Awal memulainya memang berat, loh. Namun, sekarang sudah terasa ringan karena menjadi rutinitas dan juga menjadi menyenangkan. Kompos hasil dari racikan saya itu ternyata bisa digunakan sebagai pupuk organik untuk tanaman di rumah. Terkadang, berkat kompos itu tumbuh aneka tanaman baru yang bisa dikonsumsi seperti tanaman cabe, tomat, jagung, dan aneka sayur atau buah lain. Bukankah ini sangat menyenangkan?

BACA JUGA: Mencari Arti Merdeka: Sebuah Cerita Dari Rimba Hingga Selat Malaka

Kemudian, kalau komposter penuh, tinggal buang saja sisa konsumsi organik tersebut di bawah tanaman. Tak sampai sebulan, sudah membusuk dan menjadi makanan baik bagi tanaman itu. Ibarat kata “sekali mendayung dua tiga pulau terlampaui”.

Kedua, kami mulai mengurangi penggunaan plastik sekali pakai. Tinggal bawa kantong belanja kemana-kemana. Ini sangat gampang yang susah itu adalah memulai sebuah kebiasaan baru. Sekarang kemana-mana “gembolannya” kantong belanja, supaya tidak nyampah plastik ketika tiba-tiba ingin belanja.

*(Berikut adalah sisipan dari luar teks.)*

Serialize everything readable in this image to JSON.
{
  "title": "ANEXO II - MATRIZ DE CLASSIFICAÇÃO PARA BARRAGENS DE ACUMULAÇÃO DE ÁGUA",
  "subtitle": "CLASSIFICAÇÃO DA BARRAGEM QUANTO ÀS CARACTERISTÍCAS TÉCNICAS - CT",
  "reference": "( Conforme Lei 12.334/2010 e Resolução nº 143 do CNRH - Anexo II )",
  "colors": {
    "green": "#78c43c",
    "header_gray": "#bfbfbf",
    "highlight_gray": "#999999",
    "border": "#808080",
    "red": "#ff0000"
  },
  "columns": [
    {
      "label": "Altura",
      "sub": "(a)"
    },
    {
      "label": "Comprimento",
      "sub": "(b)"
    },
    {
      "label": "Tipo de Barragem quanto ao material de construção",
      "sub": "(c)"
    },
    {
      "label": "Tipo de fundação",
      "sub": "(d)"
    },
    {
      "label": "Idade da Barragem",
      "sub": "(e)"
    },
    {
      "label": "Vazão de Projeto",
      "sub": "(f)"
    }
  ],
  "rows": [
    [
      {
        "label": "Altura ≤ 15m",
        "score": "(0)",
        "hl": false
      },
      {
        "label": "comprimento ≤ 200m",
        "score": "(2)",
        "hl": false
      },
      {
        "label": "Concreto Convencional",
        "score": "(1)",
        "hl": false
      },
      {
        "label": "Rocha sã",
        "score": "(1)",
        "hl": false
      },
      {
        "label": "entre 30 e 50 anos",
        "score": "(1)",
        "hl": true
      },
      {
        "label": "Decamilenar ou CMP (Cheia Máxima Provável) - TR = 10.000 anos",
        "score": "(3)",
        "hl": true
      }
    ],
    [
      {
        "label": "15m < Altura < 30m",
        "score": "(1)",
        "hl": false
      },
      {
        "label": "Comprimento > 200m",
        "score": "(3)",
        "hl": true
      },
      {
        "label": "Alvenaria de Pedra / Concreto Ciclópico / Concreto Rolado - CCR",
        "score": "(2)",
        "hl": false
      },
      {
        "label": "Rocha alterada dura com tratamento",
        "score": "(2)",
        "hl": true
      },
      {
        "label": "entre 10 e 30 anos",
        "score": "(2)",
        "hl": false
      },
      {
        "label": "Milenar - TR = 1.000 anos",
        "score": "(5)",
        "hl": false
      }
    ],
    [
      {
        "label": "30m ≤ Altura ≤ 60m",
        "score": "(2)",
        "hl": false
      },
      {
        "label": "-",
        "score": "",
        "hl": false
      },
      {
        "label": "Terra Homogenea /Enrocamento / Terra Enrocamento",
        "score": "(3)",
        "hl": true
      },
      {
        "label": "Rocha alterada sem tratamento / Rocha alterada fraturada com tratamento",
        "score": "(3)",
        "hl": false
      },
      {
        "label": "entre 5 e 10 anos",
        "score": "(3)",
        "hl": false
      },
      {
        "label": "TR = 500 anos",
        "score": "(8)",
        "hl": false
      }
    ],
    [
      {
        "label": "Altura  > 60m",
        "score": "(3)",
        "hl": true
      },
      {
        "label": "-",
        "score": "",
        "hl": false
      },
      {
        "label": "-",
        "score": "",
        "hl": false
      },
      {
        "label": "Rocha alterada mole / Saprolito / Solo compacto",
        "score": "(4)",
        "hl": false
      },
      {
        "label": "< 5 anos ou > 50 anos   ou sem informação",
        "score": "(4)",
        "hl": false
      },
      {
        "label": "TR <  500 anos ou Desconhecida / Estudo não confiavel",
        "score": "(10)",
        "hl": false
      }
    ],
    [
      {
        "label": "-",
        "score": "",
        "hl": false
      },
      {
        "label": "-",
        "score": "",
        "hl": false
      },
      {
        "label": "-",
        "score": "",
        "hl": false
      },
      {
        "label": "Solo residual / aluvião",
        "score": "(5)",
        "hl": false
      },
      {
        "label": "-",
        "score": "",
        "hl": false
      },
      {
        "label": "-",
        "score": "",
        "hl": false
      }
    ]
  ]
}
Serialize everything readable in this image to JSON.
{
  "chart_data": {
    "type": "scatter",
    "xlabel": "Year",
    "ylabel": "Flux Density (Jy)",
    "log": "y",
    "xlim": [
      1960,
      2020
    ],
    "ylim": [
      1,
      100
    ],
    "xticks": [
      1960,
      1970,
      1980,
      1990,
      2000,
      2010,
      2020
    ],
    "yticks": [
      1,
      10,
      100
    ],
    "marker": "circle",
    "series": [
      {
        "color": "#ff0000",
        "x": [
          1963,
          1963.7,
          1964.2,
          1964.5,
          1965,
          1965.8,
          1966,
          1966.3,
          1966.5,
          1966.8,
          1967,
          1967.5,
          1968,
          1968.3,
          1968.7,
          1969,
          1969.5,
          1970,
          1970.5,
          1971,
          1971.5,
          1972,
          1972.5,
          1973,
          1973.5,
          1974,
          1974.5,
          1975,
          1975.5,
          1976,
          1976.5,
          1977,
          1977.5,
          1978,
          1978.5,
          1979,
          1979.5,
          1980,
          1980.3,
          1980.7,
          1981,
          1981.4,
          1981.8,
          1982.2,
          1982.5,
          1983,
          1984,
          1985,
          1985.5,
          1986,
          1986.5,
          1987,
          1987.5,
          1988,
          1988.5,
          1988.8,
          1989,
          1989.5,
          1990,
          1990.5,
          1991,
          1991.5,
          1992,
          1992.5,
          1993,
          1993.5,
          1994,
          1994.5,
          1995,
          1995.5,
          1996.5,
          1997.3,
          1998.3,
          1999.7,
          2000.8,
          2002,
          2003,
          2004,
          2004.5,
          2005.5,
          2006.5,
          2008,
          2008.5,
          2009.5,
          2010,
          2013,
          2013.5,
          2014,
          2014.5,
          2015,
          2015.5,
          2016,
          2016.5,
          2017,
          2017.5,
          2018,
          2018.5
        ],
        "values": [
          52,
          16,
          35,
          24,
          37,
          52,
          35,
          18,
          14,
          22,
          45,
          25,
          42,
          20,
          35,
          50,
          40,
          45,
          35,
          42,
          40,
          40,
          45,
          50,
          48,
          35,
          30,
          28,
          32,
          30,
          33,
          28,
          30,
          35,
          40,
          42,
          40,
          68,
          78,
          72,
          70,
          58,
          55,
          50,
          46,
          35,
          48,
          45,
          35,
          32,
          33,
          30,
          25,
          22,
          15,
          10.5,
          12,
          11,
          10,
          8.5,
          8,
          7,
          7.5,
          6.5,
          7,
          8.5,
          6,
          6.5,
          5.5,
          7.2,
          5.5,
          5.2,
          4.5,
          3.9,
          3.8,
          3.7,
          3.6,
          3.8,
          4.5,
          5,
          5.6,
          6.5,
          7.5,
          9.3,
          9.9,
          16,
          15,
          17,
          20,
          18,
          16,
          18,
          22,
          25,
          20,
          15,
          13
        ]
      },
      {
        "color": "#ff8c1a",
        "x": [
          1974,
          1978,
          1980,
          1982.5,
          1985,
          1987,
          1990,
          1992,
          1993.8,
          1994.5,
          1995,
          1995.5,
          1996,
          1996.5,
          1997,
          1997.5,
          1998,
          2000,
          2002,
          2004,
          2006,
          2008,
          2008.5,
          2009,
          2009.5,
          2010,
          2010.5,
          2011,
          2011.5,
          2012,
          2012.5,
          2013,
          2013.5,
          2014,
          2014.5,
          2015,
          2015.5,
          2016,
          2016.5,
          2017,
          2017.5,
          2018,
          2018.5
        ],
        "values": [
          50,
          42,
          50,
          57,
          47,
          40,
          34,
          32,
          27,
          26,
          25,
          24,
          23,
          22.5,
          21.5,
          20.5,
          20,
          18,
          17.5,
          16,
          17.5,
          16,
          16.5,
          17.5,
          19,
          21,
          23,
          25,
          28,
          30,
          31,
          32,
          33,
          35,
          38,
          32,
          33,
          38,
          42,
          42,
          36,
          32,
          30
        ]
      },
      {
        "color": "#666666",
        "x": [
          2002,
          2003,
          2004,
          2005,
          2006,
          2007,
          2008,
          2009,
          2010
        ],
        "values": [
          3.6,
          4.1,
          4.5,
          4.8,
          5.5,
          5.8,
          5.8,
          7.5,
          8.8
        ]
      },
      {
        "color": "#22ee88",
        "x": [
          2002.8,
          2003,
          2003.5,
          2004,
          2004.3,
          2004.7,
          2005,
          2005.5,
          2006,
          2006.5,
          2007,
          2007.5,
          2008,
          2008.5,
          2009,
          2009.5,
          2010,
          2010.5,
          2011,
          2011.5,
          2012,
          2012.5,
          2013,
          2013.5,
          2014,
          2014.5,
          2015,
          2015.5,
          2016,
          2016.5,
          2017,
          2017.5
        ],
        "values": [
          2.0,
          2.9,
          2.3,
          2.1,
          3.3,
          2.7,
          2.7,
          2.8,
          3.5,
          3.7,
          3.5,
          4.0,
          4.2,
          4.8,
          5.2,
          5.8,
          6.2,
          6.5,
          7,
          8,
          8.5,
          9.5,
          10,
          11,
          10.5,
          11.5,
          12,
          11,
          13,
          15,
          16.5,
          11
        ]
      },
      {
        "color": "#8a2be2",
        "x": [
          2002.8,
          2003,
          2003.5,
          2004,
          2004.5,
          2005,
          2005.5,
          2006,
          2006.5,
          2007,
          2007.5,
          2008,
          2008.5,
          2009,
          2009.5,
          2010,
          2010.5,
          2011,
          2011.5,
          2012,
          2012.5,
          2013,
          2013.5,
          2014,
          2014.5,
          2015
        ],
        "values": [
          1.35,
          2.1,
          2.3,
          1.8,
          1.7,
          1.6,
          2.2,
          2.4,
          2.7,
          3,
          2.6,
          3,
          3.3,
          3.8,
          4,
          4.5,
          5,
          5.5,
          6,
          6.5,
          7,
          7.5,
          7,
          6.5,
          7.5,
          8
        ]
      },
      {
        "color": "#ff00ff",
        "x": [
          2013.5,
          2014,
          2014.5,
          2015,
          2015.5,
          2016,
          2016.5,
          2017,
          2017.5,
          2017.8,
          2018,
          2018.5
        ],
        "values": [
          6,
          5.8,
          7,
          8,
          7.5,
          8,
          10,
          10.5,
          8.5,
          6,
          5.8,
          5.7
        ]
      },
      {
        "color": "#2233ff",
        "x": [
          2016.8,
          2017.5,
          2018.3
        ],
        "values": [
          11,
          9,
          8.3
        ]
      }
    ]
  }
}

Nah, ada cerita menarik antara saya dan suami terkait dengan ini.  Perkara itu adalah soal membawa wadah ketika hendak membeli sesuatu. Biasanya saya membawa wadah untuk belanja sayur mayur dan segala bentuk protein hewani. Saya ingin kebiasaan membawa wadah ini merambah pada snack dan cemilan keluarga.

Kalau masalah membeli sayur dan segala bentuk lauk-pauk itu termasuk persoalan mudah. Karena saya yang menjalaninya sendiri. Artinya, saya memang sudah berniat mau belanja minim plastik. Momen pas menjalaninya ya, enjoy.

Sungguh berbeda dengan kegiatan membeli snack, cemilan, atau jajan kaki lima. Pasalnya saya suka sekali minta tolong suami untuk urusan satu ini. Di sinilah tantangannya. Saya dengan sadar ‘menyuruh’ dan mengajak suami untuk melakukan tindakan yang belum sesuai dengan kebiasaannya. Pernah suatu kali kami agak berseteru karena hal ini. Perkara beli martabak dan saya minta beliau membawa wadah. Lantas, karena suami tidak mau repot. Akhirnya benar-benar pergi tanpa wadah yang sudah saya siapkan. Ya, akhirnya saya marah-marah setelah itu kepadanya. Dasar lelaki!

Sumber: Youtube Waste4Change

Di awal memang kegiatan membawa wadah ini cukup repot karena belum terbiasa. Sekarang, suami sudah merasakan enaknya membawa wadah sendiri. Hasilnya jelas, frekuensi sampah berkurang dan juga pergi ke tempat pembuangan sampah juga jadi jarang. Artinya saya tidak lagi minta suami bolak-balik ke tempat pembuangan sampah. 

Begitulah perubahan kecil yang saya bersama keluarga, walaupun kecil tapi harapannya dapat berdampak bagi kelestarian lingkungan kita. Kalau sobat semua, apakah sudah lakukan hal yang sama untuk bumi kita? Jangan mau kalah, ya.